According to Danny Sugarman, author and roll and roll manager, "Love is the beginning of all futures". Fine so long as your loved one doesn't live on the other side of the earth. If they do, you could end up worrying about your financial future instead of concentrating on the passions which brought you together in the first place.
Cynical trash, I hear you say, but the realities of a virtual world were brought crashing home last week when this remarkable story of cyber love was given to PC Week:
Tim, from London, is a forum hopper on CompuServe. He's been using the service for some time now and has been spotted regularly on the sci-fi forum on CompuServe for at least a year, earning him the title "owner of the forum".
In June, while sitting in the so-called 'hot tub' - a private forum for two people, Tim met Elisa, a North American divorcee who shared his interests in science fiction, the Internet and so on.
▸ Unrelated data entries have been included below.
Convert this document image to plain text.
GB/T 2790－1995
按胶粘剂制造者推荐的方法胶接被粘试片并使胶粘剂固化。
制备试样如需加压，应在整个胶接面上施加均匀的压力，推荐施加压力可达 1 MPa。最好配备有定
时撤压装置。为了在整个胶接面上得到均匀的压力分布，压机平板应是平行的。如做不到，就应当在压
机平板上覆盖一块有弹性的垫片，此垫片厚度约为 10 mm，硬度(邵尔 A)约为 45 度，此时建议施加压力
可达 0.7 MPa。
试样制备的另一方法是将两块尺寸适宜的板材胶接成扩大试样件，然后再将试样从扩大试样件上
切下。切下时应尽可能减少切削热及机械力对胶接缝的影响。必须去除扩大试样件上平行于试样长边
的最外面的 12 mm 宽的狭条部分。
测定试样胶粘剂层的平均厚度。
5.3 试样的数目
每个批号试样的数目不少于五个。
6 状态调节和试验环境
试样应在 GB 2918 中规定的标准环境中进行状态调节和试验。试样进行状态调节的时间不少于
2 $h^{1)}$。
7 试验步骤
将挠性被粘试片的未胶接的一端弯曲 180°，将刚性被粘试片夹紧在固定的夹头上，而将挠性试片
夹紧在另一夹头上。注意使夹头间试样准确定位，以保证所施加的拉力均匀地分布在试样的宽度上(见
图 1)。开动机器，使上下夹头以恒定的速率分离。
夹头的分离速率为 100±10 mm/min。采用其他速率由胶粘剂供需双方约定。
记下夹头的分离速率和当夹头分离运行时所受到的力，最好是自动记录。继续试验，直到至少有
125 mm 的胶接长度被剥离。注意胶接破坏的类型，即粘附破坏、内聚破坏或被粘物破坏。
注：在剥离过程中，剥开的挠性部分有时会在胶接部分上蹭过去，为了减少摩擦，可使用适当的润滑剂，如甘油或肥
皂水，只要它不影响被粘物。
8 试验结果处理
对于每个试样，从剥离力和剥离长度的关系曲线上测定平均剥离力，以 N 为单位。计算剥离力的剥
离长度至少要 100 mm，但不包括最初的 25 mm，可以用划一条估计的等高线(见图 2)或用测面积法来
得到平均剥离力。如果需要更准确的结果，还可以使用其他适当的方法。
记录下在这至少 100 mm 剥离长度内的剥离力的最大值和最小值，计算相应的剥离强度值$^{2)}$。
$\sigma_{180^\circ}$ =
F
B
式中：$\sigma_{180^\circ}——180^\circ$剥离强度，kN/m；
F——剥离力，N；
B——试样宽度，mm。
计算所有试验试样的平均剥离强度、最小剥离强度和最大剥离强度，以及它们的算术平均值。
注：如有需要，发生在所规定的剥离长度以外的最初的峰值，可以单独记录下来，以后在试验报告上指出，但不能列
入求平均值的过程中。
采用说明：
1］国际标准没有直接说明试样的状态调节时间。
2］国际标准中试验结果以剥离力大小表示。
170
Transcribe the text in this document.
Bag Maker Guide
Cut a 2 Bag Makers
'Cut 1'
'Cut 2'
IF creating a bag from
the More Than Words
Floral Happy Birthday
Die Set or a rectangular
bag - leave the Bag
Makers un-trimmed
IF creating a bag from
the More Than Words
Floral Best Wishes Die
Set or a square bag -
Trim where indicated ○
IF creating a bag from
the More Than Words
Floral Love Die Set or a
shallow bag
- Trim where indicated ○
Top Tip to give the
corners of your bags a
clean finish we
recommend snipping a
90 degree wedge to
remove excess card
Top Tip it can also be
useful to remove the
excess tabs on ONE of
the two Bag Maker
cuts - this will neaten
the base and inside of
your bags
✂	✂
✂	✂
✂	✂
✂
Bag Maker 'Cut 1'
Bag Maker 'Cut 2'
Within 24 hours of their first meeting, the two "talked" on-line for 15 hours, resisting the urge to call one another on the phone, for fear of the bills. But as with all things heartfelt, temptation took hold and a 17-hour telephone call ensued, followed by months of correspondence both on-line and off. "On average we'd spend about seven hours a day just talking to one another via the forums, but obviously we'd pick up the phone when we got tired of typing." Over 130 Emails and 80 letters later (some letters were up to 200 pages long), the couple arranged to meet in America where they spent a fortnight together. Less than six months after courtship began the couple decided to get engaged.
The wedding is planned for July next year, but it won't be a flash do.
No fancy cars or cholesterol-laden cakes. Any money Tim has must now go towards the #7,000 bill he has accumulated since his 'hot tub' meeting with Elisa. The phone calls are the worst. Even the Premier line account, which BT supplies for heavy usage on your favourite numbers, hasn't really helped with the #5,000 debt - resulting in him being disconnected - with no chance of reconnection until the bill is cleared.
CompuServe offers a Super Value scheme which costs #17 a month for 20 hours of use, but has nothing like the friends and family scheme BT offers.
The company has been just as fierce with the debt of #2,000 Tim owes it, but points to the Super Value scheme as a way of saving money.
"Some people might say they should have known they were going to run up these bills - and they'd be right. But neither of us was looking for anything like this when we went on-line. People simply don't know what it's like."
When the couple do tie the knot in July next year, the financial burden of having an on-line affair will at last be severed. But the couple are still facing crises over their investment in each other. Elisa is virtually bankrupt and Tim still owes just over #1,000 to BT and #250 to CompuServe (from a total debt of #7,000).
Effectively the on-line service, in this case CompuServe, acted as a bridge across continents, uniting people whose lives are now changed forever.
But the company is based on the principle that connection costs and, as Tim and Elisa have proven, the costs may dampen even the strongest passions.
In true journalistic style we'd like to urge on-line services to introduce a more appropriate heavy usage scheme for individual users, where a percentage discount is given per phone - similar to BT's Premierline. It won't help Tim and Elisa, but it may save their children a bob or two.